Traditionally, desmoplastic melanoma was difficult to treat because the tumor tissue is so dense. However, researchers just discovered that immunotherapy agents have potential in this space.
Desmoplastic melanoma is an unmet need in the oncology field, especially since conventional understanding of the disease assumed that immunotherapy agents would not work because the tumor tissue is so dense.
But new research is finding that anti-PD-1/PD-L1 inhibitors can, in fact, play a role in the treatment of desmoplastic melanoma, which makes up about 4 percent of all melanoma cases.
A team of scientists from 10 different cancer centers around the globe — including Moffitt Cancer Center and UCLA – assessed 60 adults with advanced desmoplastic melanoma who received either Keytruda (pembrolizumab) or Opdivo (nivolumab). Forty-two patients (about 70 percent) had a significant response, where their tumor shrunk in size. Even better, 19 of these patients had a complete response and none of them faced recurrence to date.
“Our finding challenge the previous school of thought that immunotherapy would offer little benefit for patients with desmoplastic melanoma due to the dense tissue architecture of these tumors. These tumors in fact have the necessary biological ingredients to be very effective targets for anti-PD-1 drugs,” Zeynep Eroglu, M.D., assistant member of the Cutaneous Oncology Department at Moffitt said in a release.
After profiling desmoplastic melanoma tumors, the researchers discovered that the majority — 14 out of 17 patients – had high mutational activity. Further, when compared to other melanoma types, desmoplastic disease actually had a higher percentage of PD-L1 expression.
Down the road, these findings can have an impact on the way that desmoplastic melanoma is treated, potentially improving what is currently a poor prognosis for many patients. This is an unmet need, with the disease often being resistant to chemotherapy, and it is traditionally thought of as having a lack of targetable mutations.
The studies have paved the way for a new clinical trial to open, which will span across 100 sites across the United States. The study will test the outcomes of pre-surgical Keytruda for patients with desmoplastic melanoma.
If a single-agent immunotherapy regimen, like one using Keytruda or Opdivo, is approved for this patient population, not only will that offer a new option, but it could also give patients the opportunity to dodge some unpleasant side effects.
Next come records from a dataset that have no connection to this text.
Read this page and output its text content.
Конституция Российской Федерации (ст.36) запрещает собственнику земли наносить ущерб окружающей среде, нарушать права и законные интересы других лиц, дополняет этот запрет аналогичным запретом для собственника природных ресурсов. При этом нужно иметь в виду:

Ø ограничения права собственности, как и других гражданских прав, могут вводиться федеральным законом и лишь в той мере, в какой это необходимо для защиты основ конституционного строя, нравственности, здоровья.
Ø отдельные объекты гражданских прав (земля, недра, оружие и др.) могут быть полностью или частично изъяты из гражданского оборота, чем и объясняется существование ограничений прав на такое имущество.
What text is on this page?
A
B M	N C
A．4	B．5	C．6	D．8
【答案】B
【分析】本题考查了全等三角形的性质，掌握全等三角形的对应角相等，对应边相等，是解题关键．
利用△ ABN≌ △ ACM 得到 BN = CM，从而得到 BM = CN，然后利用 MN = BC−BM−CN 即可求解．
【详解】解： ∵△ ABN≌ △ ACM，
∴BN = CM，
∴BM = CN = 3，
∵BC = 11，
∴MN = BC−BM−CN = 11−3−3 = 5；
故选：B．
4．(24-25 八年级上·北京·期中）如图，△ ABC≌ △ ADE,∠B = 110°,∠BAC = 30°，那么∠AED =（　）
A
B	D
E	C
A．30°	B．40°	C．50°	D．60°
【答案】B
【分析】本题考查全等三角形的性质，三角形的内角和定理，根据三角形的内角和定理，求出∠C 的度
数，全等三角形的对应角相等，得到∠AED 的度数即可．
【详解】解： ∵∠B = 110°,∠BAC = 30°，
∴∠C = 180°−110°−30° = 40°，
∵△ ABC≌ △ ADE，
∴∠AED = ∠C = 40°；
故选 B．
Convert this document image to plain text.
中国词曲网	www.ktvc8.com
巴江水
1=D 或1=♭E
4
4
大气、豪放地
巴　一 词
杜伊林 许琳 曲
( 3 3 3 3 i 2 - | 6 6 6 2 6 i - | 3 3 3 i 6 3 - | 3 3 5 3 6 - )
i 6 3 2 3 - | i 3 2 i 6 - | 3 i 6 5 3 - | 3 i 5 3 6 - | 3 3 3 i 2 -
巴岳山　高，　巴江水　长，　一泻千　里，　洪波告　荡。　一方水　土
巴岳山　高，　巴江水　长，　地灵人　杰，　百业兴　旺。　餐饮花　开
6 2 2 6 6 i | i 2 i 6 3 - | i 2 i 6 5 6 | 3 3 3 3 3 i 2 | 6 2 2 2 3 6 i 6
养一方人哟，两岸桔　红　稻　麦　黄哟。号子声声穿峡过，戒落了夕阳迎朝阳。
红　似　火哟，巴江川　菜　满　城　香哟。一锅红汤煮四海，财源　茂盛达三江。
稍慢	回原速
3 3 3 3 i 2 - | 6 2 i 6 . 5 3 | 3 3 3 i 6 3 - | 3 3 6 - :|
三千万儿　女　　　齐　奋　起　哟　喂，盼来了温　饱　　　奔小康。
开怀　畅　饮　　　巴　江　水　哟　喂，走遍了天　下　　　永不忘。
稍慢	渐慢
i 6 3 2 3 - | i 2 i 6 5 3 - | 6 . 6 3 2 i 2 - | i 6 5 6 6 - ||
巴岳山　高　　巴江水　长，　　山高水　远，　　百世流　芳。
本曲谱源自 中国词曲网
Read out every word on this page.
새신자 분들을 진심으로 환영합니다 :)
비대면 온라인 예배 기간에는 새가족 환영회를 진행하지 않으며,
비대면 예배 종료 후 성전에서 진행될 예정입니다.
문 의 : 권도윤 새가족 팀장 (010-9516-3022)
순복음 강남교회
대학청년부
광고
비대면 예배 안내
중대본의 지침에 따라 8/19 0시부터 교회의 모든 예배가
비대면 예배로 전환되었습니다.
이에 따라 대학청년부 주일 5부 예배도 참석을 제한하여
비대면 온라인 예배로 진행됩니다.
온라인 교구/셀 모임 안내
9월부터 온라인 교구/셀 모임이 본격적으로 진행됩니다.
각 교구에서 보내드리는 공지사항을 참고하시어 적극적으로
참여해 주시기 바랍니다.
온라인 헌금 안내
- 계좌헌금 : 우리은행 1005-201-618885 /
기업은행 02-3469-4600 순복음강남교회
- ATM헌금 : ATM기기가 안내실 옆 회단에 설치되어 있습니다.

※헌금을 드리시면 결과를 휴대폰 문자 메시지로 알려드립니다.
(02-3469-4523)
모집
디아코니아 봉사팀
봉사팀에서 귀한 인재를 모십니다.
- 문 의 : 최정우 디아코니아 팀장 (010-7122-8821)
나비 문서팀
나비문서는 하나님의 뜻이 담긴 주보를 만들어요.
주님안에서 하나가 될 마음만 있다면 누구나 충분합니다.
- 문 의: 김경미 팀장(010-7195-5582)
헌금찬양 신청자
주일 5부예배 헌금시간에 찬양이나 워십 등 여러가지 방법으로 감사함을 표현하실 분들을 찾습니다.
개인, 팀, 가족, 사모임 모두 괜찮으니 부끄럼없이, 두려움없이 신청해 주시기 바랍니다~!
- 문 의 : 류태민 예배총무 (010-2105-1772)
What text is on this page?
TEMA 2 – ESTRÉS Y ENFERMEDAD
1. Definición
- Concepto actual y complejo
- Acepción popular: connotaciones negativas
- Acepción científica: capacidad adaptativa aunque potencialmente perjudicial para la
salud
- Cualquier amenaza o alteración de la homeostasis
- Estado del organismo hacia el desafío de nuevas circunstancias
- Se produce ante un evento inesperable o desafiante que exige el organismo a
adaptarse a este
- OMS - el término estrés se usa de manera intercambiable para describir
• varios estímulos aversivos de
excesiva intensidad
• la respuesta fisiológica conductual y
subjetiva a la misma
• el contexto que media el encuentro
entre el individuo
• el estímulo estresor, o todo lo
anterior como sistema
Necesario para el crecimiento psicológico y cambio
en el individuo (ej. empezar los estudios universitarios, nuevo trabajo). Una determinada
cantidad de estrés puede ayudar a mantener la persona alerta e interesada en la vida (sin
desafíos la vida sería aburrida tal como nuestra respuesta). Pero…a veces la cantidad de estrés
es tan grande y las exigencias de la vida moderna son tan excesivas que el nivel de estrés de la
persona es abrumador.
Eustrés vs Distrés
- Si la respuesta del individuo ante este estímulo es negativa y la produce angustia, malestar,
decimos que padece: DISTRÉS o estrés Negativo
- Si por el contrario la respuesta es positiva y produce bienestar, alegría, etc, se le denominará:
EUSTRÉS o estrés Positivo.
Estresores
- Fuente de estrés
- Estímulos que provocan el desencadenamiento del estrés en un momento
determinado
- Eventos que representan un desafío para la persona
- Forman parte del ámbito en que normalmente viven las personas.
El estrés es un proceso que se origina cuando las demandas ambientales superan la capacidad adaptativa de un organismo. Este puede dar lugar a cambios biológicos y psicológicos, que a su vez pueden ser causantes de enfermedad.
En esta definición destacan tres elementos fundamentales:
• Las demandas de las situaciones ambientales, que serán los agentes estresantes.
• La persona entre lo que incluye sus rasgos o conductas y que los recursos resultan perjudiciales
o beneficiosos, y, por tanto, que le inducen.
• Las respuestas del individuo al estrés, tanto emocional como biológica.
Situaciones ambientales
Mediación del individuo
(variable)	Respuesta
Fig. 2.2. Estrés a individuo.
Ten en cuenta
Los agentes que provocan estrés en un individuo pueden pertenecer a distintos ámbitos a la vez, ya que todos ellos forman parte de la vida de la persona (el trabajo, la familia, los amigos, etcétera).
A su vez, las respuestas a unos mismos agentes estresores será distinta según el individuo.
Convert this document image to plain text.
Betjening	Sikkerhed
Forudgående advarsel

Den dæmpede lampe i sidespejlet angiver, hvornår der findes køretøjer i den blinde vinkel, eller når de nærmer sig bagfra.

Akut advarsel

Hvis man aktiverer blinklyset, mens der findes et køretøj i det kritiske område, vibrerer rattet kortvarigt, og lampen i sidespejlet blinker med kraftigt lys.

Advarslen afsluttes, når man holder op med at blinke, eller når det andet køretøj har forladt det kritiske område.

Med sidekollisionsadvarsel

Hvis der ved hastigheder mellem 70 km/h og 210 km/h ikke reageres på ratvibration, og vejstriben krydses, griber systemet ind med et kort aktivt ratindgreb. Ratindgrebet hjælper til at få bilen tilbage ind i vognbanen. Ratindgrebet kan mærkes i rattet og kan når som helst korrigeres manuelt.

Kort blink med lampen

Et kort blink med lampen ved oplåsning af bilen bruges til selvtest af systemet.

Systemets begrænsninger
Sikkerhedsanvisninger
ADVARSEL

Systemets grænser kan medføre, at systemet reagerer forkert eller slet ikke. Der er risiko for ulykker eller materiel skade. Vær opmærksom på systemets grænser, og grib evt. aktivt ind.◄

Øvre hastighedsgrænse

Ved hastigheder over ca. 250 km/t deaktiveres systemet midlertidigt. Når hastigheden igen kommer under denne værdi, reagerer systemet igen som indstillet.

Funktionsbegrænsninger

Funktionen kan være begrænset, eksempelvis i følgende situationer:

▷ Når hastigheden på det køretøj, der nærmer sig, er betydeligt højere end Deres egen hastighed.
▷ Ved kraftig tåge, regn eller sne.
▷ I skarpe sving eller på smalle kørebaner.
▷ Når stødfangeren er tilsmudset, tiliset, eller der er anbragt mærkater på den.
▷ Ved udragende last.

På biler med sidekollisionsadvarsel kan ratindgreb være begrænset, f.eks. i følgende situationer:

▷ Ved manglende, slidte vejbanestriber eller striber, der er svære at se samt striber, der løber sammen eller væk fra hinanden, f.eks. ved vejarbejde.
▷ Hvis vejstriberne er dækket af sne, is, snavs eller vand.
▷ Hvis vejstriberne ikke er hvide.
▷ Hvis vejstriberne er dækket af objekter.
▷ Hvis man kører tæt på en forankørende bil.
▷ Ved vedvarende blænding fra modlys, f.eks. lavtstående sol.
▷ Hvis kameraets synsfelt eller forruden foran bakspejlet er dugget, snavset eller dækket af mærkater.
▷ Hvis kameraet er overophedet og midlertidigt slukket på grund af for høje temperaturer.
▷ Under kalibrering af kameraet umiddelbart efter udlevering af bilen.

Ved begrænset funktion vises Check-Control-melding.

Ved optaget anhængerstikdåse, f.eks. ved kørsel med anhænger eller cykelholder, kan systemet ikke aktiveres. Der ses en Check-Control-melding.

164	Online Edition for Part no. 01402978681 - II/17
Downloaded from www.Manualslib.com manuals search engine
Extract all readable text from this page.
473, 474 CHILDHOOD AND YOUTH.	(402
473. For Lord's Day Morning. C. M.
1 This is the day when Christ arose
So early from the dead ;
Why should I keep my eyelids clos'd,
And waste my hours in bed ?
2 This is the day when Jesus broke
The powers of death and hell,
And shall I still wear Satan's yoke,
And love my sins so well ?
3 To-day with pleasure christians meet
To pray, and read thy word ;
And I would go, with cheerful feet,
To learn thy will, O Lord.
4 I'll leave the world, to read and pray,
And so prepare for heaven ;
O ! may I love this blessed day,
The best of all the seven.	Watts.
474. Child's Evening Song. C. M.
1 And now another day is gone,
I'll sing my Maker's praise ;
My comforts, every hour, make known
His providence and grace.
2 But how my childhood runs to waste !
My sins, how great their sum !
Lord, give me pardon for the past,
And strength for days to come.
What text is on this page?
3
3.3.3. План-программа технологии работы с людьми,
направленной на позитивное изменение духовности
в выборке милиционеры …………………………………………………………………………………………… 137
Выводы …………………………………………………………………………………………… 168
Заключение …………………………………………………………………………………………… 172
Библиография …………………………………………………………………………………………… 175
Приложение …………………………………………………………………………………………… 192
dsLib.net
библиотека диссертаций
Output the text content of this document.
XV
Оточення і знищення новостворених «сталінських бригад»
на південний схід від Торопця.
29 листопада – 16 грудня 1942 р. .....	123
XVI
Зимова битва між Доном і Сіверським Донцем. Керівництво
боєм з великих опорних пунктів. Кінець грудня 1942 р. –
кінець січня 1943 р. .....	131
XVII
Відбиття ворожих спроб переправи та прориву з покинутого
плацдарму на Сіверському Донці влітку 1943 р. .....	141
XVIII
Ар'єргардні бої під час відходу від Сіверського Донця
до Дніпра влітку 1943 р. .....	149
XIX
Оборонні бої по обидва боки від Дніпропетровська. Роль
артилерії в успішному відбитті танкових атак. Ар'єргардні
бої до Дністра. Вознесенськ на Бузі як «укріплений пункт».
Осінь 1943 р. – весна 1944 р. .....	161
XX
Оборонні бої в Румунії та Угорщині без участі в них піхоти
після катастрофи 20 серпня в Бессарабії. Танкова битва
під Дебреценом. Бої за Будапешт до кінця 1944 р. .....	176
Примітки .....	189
“Often, combinations of two immunotherapy drugs are used to treat patients with melanoma to try to improve tumor response rates and survival about current reported rates. However, these combinations can lead to significantly higher rate of severe side effects than treatment with anti-PD-1 therapy alone,” Eroglu said. “Our data suggests that single-agent anti-PD-1 therapy may well be sufficient for patients with desmoplastic melanoma, potentially sparing them the increased toxicities generally observed with combinations of immunotherapies.”